Il mangiatore di carta


Volgeva al termine la giornata fredda: buia, umida e odorosa, di muffa muschiosa, di legno ispessito e libri ingialliti.
Le tende svolazzavano sospinte da gelide folate di vento che penetravano moleste attraverso le crepe nel legno vecchio.
Chiudeva un occhio, colto da sonnolenza e poi, inclinando il capo, barcollava ondeggiando, il mento tremulo in cerca d’appoggio e il petto lontano, troppo lontano! Un sussulto e poi l’occhio si aprì sul mondo stanco, stanco lui e il mondo insieme.
“Eh, bella cosa, proprio una bella cosa…”
Spingendo i braccioli, si alzò dalla poltrona e ogni passo era una sfida contro la gravità e il tempo che lo avevano reso pesante e fragile.
Si sfregò il naso e si stropicciò il volto, un modo come un altro per cercare un contatto, un’illusione di carezza.
Sciaf, sciaf, passo, passo si appoggiò al muro per scrutare il cielo al di là della finestra segnata dalla pioggia, dalla polvere e dall’incuria.

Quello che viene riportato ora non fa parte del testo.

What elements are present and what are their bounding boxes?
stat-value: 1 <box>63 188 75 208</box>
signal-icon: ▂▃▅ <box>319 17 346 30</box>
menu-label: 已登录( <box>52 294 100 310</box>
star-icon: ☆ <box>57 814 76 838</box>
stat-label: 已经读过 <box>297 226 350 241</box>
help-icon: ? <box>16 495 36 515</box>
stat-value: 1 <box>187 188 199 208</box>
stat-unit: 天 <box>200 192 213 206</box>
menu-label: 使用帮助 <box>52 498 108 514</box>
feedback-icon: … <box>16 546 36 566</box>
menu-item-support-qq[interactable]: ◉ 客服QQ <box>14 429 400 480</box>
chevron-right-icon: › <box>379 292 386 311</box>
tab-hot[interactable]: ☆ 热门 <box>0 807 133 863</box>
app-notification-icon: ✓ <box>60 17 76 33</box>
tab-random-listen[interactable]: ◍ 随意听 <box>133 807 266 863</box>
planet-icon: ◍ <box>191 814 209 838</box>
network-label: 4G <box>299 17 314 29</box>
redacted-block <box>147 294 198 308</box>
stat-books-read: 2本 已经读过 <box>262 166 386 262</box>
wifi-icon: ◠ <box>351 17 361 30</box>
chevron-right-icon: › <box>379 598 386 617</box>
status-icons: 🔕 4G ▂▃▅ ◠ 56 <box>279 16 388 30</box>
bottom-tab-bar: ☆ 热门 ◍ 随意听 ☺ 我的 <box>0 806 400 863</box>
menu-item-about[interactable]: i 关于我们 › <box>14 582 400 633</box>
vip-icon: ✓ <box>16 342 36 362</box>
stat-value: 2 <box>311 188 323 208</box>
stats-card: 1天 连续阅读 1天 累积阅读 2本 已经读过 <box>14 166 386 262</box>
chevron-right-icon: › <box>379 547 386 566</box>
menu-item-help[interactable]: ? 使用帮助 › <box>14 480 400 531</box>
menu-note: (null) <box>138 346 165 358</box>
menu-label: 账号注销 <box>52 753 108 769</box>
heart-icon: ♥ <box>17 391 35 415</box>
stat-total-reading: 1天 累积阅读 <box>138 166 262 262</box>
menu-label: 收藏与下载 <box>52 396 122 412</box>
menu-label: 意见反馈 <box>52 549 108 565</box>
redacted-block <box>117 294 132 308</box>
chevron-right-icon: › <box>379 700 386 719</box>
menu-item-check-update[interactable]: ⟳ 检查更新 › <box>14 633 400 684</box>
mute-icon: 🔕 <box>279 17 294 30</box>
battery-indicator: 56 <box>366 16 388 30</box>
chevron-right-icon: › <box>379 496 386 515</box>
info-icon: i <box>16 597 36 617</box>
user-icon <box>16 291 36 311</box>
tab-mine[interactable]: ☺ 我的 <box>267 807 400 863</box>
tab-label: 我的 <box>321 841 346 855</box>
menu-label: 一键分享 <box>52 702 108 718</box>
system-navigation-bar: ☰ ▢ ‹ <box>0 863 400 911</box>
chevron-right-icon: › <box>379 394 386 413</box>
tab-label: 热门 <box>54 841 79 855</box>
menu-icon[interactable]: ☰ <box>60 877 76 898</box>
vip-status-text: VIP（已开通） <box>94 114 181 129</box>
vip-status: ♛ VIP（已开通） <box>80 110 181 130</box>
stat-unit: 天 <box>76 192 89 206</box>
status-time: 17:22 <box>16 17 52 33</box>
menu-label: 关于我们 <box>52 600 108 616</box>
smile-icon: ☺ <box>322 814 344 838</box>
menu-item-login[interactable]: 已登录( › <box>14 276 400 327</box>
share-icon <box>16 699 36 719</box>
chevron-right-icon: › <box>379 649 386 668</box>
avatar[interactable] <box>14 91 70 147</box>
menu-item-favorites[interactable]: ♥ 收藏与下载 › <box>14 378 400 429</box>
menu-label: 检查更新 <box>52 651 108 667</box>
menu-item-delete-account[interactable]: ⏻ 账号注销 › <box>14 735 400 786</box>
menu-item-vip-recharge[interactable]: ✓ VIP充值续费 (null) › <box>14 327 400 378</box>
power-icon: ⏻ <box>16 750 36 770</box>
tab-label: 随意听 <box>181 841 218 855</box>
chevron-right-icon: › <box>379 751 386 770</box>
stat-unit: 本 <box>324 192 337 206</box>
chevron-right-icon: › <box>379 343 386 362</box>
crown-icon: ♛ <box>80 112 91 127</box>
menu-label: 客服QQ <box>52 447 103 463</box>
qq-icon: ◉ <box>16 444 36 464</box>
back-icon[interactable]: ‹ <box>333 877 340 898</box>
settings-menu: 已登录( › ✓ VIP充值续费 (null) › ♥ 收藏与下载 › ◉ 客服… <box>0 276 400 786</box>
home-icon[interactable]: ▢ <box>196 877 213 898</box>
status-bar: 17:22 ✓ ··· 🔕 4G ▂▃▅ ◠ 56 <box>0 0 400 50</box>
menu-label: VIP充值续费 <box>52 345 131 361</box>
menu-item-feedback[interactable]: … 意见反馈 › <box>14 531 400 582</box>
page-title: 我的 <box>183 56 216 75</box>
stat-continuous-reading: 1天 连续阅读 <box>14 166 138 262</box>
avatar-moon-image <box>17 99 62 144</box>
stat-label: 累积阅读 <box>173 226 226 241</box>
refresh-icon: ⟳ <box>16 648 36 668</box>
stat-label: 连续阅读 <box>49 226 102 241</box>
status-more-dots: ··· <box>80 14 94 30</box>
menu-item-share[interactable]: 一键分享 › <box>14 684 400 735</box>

Pareva sempre lo stesso cielo, eppure cambiava ogni volta, impercettibilmente, come una nuova piccola ruga, anche lui invecchiava e in qualche modo lo sorvegliava.

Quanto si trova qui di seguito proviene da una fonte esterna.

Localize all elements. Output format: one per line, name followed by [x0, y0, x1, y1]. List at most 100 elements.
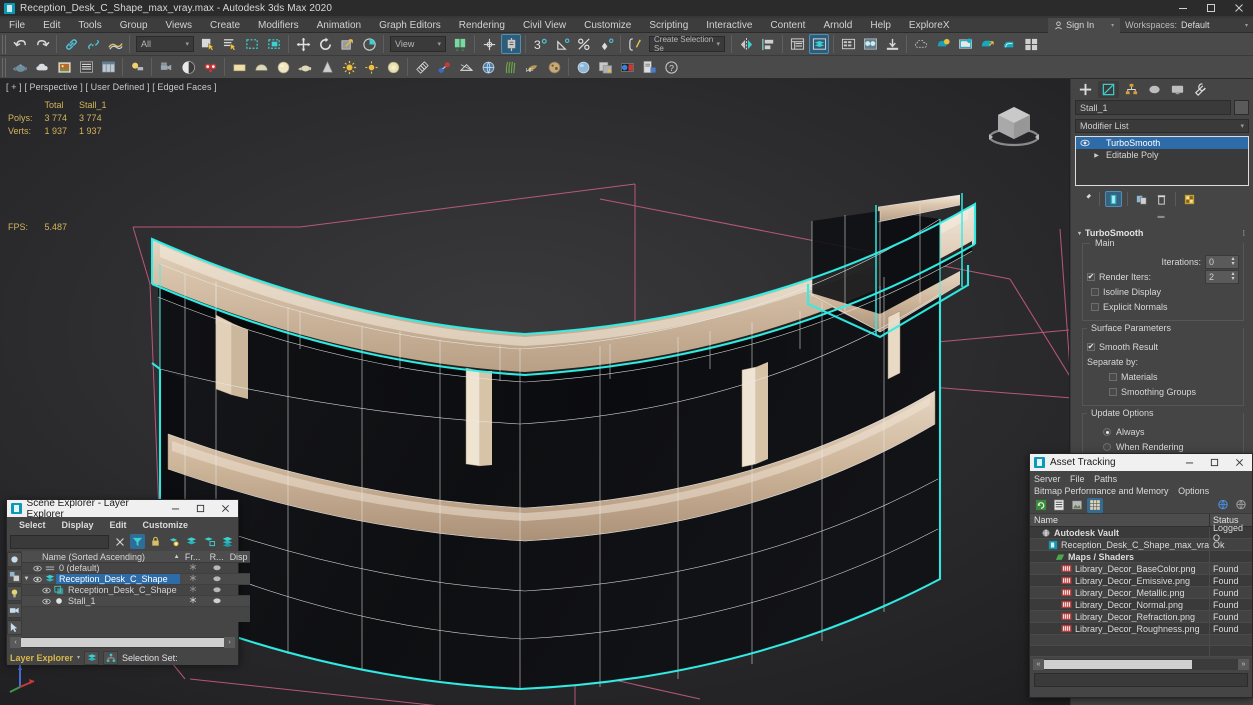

Quel cielo che da bambino osservava con impeto di conquista, che da giovane cercava con uno struggimento inquieto, ora celava volti, memorie, canzoni e tutto ciò che aveva coperto.
Sospirò, sospirare gli apriva il respiro, trattenuto dal momento, dal pensiero compresso e poi si sentiva, gli ricordava d’esser vivo, d’avere fiato ancora nei polmoni.
Tracciò col dito il percorso d’una lacrima di pioggia, un percorso incerto, un po’ storto che inevitabilmente discese verso il fondo del vetro.
Ripensò alla sua vita, al suo percorso storto e si chiese per l’ennesima volta se quei giorni di vecchiaia fossero da investire, altrimenti che senso avevano? C’era forse qualcosa ancora da compiere, qualcosa a cui dare un senso? Altrimenti perché? Per trascinare i piedi, per guardare il cielo sporcato da un vetro sozzo?
Niente da progettare, niente da sognare: si può sognare di tornare indietro? Per cosa? Correre, fare l’amore, ridere e magiare o fare a botte ?
Niente più problemi, niente più da perdere, tutto andato, solo quella lunga attesa, quell’aspettare il mattino dopo la sera e non sapere cosa augurarsi.
Una scoreggia e quasi rise, salvo poi sentirsi annoiato anche dei fantasmi di burle finite.
La noia, che brutta bestia! Lascia il sapore di ciò che non si è più mangiato e l’incertezza d’averlo mai fatto.
Avrebbe voluto bramare, agognare, desiderare, ma la sua realtà era ormai oltre, perché proprio non gliene importava più nulla e quello era il nocciolo della questione, l’inizio dell’attesa.
Si trascinò dall’altro lato della stanza, fino a fermarsi mesto di fronte ai suoi compagni di viaggio, coste dai titoli suadenti e luccicanti. Ricordi ormai per occhi troppo stanchi.
Alzò il braccio pesante e passò i polpastrelli sui libri come su tasti di pianoforte, poi si bloccò e ne tirò uno a caso.
“Il castello del cappellaio”.
“Ottimo, è giusto, corretto. Drammatica la vita, drammatica la storia, io solamente un piantagrane. ”
Preso il tomo si riaccompagnò alla poltrona consunta e preso posto, aprì le pagine. Osservò le parole confuse, sospirò e con decisione ne strappò una. La appallottolò e con calma iniziò a masticarla, ruminando sereno.
Lo trovarono che pareva sopito, con un libro aperto in grembo.
Trapelò poi la strana notizia in paese che il vecchio s’era mangiato buona parte della storia.